A rampaging COVID-19 in February and March saw early childhood centres, schools, colleges and universities nervous about how to manage face-to-face learning.
At the start of April, the NSW government told everyone to stay at home, pretty much, although basic care was still provided at child care centres and some schools. Online learning threw up challenges, more daunting for some than others.
Students without a quiet room and supervised siblings, let alone a dedicated laptop with an internet connection, struggled unfairly. Some, as I can attest, simply cranked up their motorbikes and smothered their neighbours in noise and dust.
Pre-schoolers lost friends and daily rhythms. As did those at university.
Most challenged, surely, were those studying for the Higher School Certificate. In late March this group was told that the HSC was going ahead, with full assessment and examination procedures in place.

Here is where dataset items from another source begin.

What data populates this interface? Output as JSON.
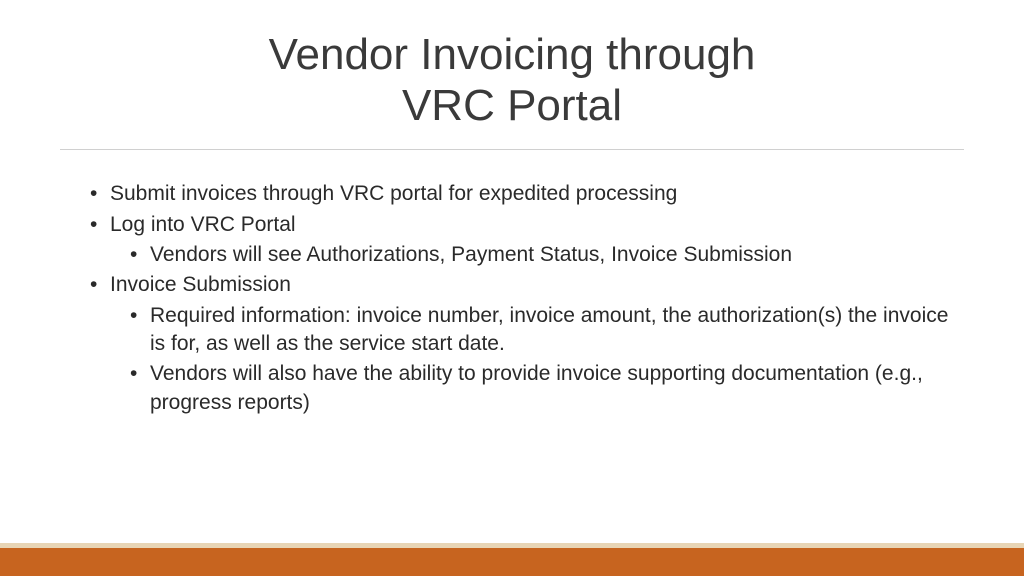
{
  "title_line1": "Vendor Invoicing through",
  "title_line2": "VRC Portal",
  "bullets": {
    "b1": "Submit invoices through VRC portal for expedited processing",
    "b2": "Log into VRC Portal",
    "b2_1": "Vendors will see Authorizations, Payment Status, Invoice Submission",
    "b3": "Invoice Submission",
    "b3_1": "Required information: invoice number, invoice amount, the authorization(s) the invoice is for, as well as the service start date.",
    "b3_2": "Vendors will also have the ability to provide invoice supporting documentation (e.g., progress reports)"
  },
  "colors": {
    "accent_orange": "#c7641f",
    "accent_tan": "#e8d5b5"
  }
}
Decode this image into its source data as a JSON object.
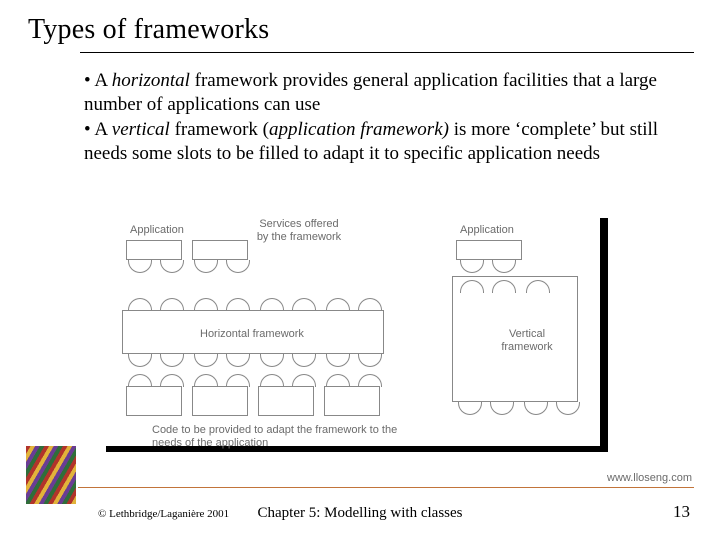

What a call this was for these young people in such an important year in their lives.
Out in the valley, however, the level of workplace qualification is dismal.
Now, as schools, colleges and our splendid university gear up for 2021, we should be wary of hoping that things return to normal.

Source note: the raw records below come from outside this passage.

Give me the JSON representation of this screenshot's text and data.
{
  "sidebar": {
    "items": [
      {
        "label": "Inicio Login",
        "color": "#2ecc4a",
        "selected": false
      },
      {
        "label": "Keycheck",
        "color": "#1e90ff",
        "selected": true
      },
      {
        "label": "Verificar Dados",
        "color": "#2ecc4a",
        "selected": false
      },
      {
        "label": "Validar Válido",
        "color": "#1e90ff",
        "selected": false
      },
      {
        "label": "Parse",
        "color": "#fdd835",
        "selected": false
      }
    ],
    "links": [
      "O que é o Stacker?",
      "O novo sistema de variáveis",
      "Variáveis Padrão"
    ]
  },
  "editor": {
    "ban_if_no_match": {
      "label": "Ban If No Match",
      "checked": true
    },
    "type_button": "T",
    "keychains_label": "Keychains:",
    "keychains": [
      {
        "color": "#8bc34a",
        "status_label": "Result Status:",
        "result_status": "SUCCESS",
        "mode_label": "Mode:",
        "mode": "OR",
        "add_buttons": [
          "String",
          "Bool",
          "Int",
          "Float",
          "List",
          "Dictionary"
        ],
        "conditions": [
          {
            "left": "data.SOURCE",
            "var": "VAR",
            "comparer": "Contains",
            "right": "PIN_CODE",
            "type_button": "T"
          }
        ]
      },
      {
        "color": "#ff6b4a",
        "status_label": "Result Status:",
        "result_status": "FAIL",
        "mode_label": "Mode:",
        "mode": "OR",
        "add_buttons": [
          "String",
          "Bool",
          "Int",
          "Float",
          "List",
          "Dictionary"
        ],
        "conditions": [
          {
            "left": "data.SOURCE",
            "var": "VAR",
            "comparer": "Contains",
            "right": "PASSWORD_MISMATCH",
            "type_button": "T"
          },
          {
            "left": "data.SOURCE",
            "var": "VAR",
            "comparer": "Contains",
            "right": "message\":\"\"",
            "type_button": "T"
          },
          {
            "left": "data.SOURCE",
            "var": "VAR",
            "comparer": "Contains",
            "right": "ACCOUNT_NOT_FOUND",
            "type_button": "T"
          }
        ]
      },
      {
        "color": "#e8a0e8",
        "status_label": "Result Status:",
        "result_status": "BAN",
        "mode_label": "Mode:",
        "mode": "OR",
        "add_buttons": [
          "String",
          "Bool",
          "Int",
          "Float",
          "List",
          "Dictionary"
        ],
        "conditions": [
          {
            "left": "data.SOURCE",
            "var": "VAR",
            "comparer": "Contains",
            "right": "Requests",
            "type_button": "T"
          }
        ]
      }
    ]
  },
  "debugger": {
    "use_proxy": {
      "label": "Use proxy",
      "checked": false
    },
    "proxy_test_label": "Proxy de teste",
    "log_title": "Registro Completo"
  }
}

I've examined what normal education achievement looks like across the Hunter, and there is much to be concerned about.
At pre-school level, the region's performance is well below standard. Three of every 10 Hunter toddlers aren't enrolled in an early childhood program in the year before they start school.
The national target is 15 hours a week of formal educational experience for four-year-olds. Our 30 per cent absentee habit is a major problem.
The Hunter's schools also have a performance gap.
NAPLAN results are mediocre, while HSC performance is disappointing. Last year's HSC results across the Hunter were sub-standard. The Sydney Morning Herald's success index (the proportion of a school's results, subject by subject, that receive band 6 awards) shows 18 of the region's 24 government schools in the data base had success rates below the NSW median. Moreover, 11 of these schools performed worse on the index in 2020 than in the previous year.
Sure, education isn't a competitive event. But it's hard to find economic, social, or cultural explanations for such widespread underperformance. We don't live in a region beset by chronic poverty or economic malaise. Is it that we are complacent about the importance of educational achievement?
The achievement gap persists post-school. Statistics from the last census tell us that over 22 per cent of 15 to 19 year olds across the region were not enrolled in an educational institution, be it school, uni or TAFE.
The not-enrolled rate climbs to 60 per cent for 20 to 24 year olds. The not-enrolled figures for Greater Sydney, warts and all, are much lower, 13 per cent for 15 to 19 years and 47 per cent for 20 to 24 years.
Not taking on post-school education and training is probably the dopiest thing anyone can do in the 21st century. Forty-four per cent of workers aged in their 30s in Greater Sydney hold university qualifications.
In Newcastle and Lake Macquarie the equivalent figure is only 33 per cent, although the gap between us and Sydney is equalised when TAFE qualifications are included, which is commendable.
Out in the valley, however, the level of workplace qualification is dismal. Only 16 per cent of workers aged in their 30s have degrees, while 41 per cent hold a TAFE qualification, meaning 43 per cent have no post-school qualification at all.
Two things need saying about the value of education. The first is that we live at a time of human history when the need for an educated population is intensifying - for jobs, of course; but also for understanding the issues of our times, climate change, racism, populism, basic rights.
The second concerns our exit from coal, a task that will especially confront the younger generation in our region over the next two decades. There is merit, for sure, of picking and investing in industries capable of generating good jobs in place of coal mining jobs.
There will be winners and losers in this game.
Yet there are only winners from investing in education. Educational achievement guarantees success. And, in aggregate, a large pool of educated young workers is the best economic asset a region can imagine.